Not necessarily the SLTs fault - the problem also lies with LAs. I've lost count of the number of referrals for statutory assessment we have had refused as we are "already providing suitable support to meet the child's complex needs" - yes we are, because we refuse to see a child struggle and fail before we put support in or gather enough "failing" evidence to apply for Stat Assmt. The trouble is that support we already provide (often full time 1:1, specific resources, personal lunchtime provision, specific training for staff in supporting a particular need) can have a huge impact on school budgets as the money to support that child has to be shaved from other budgets.

Mehitabel6 · 28/11/2014 10:08

Also true As BrightAsAJewel

HenriettaTurkey · 28/11/2014 10:15

This thread is so depressingly familiar.

Maybe I do have transferable skills, but when your self esteem is shot it's hard to see what they are.
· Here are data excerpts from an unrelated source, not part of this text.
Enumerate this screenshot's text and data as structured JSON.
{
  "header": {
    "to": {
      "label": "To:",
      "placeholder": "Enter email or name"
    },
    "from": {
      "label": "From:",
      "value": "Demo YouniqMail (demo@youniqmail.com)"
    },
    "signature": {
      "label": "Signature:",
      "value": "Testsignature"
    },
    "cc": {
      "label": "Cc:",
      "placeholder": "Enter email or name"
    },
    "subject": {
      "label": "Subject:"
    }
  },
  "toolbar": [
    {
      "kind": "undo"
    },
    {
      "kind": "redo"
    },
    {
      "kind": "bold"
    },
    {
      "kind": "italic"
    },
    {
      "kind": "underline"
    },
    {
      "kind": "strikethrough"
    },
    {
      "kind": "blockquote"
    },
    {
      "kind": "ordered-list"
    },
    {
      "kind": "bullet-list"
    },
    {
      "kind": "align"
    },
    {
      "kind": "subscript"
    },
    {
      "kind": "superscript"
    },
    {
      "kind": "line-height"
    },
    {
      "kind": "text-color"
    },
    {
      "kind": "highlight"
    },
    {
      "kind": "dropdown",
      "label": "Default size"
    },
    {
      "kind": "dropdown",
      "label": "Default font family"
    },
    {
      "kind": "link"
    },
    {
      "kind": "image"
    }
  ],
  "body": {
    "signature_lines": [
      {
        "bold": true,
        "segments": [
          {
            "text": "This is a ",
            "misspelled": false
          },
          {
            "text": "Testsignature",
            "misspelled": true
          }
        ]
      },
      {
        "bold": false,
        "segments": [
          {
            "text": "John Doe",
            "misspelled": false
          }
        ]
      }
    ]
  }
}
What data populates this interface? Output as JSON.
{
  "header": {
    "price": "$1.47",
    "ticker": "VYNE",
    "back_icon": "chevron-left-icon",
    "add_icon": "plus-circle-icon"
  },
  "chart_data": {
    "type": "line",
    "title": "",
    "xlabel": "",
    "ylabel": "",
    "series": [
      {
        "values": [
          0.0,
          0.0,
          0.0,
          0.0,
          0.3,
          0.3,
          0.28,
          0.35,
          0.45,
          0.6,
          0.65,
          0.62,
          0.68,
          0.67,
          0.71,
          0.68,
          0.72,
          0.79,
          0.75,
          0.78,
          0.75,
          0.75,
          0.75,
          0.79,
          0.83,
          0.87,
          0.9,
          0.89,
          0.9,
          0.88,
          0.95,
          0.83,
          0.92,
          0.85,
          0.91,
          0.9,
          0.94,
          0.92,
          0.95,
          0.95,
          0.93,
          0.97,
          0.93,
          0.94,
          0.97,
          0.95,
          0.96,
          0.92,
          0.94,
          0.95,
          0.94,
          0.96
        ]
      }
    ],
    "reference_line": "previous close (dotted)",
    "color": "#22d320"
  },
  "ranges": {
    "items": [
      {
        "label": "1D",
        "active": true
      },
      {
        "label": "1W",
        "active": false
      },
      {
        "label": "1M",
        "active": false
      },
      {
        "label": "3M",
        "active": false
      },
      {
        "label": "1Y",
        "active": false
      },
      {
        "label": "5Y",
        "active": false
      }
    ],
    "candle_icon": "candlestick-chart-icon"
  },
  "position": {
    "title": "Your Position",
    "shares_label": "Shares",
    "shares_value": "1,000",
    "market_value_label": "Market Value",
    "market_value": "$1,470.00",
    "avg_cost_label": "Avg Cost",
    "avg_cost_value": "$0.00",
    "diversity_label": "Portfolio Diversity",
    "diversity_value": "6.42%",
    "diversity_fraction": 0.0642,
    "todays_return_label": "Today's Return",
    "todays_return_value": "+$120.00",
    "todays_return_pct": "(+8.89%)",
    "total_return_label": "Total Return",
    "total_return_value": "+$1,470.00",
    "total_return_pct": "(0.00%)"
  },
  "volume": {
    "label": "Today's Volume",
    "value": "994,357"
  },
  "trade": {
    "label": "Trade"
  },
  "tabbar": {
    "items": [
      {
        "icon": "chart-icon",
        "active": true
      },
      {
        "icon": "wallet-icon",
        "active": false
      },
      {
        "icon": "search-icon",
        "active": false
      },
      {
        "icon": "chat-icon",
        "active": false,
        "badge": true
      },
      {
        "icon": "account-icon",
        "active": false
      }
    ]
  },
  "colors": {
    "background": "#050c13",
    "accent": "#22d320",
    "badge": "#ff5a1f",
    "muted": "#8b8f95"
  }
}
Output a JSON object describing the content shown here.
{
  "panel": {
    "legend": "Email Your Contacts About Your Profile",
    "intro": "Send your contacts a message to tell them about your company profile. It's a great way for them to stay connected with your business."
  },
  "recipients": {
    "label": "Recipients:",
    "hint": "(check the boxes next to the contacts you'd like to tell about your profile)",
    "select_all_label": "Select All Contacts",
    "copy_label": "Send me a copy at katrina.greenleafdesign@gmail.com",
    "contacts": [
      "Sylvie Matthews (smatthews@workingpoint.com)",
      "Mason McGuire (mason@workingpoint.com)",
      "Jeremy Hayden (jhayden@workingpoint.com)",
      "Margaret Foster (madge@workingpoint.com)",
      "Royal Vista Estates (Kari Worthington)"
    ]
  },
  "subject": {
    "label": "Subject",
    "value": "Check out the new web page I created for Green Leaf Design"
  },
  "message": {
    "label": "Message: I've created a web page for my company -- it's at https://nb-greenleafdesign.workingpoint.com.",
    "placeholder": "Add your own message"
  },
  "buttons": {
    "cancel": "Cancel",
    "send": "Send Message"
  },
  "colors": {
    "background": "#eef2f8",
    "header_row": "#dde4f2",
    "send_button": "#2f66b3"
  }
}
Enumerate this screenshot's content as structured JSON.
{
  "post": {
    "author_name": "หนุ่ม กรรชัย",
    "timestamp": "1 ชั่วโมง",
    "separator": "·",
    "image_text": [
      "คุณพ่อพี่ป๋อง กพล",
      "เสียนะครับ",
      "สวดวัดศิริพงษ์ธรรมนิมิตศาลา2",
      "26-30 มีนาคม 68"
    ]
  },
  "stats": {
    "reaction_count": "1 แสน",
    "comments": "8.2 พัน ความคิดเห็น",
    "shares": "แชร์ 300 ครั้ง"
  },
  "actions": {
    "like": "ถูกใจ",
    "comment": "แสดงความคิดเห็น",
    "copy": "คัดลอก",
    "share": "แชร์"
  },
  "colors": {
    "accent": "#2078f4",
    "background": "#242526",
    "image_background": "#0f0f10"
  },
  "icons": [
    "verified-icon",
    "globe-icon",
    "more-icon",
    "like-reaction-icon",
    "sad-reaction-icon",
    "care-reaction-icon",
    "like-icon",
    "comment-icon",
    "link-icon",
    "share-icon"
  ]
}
HumblePieMonster · 28/11/2014 10:38

Maybe I do have transferable skills, but when your self esteem is shot it's hard to see what they are
Too right!

storynanny2 · 28/11/2014 11:43

I'm not convinced what transferable skills would get me an alternative job at 58 though. Office or admin work would be difficult as I don't have good enough IT skills, particularly specific program knowledge.

dnwig · 28/11/2014 12:10

I am not a teacher but struggled with the 11 hour days and constant pressure in my profession so found a different job within a different part of the profession. Lower paid, but so much happier, so would echo what others say about looking for other options.

You do sound very stressed though and that is maybe not the best time to make big decisions. Possible to take some time off? See GP for advice?

Fairywhitebear · 28/11/2014 12:24

I'm wanting to get out of primary teaching too sadly. For me, it was a much wanted second career, so I have worked elsewhere in high pressure environments.

I'm currently on mat leave, but have done supply for the last 2 years since DD1 was born. Supply isn't great ime. £100 a day and ok, you don't have the planning as such to do, but it's amazing how many teachers leave you with absolutely no handover whatsoever.

I feel like a total failure. Now age 40, wanting to jack in a second career (after spending goodness knows how much retraining) and I haven't a clue what I want to do.

Like you OP, love the kids, hate the paperwork.

HumblePieMonster · 28/11/2014 12:53

I'm not convinced what transferable skills would get me an alternative job at 58 though
I'm 57 and a few days. I'm optimistic but only because I don't expect to get a 'proper' job, just whatever is going.

Nomama · 28/11/2014 13:53

I'll happily work in a local coffee shop, book shop, charity shop...

... anything that does not have ever moving goalposts.

I too moved into teaching as a second career. I managed multi million pound budgets before this, on an international scale. Pressure I can cope with! It is the constant sucking of morale that I can't cope with!

HenriettaTurkey · 28/11/2014 19:10

Nomama, I used to work in Parliament. Teaching is far more stressful.

HumblePieMonster · 28/11/2014 20:31

HenriettaTurkey - I love your name. Reminds me of one of my late mum's favourite jokes. A book called 'The Hungry Baby' by Henrietta Titoff.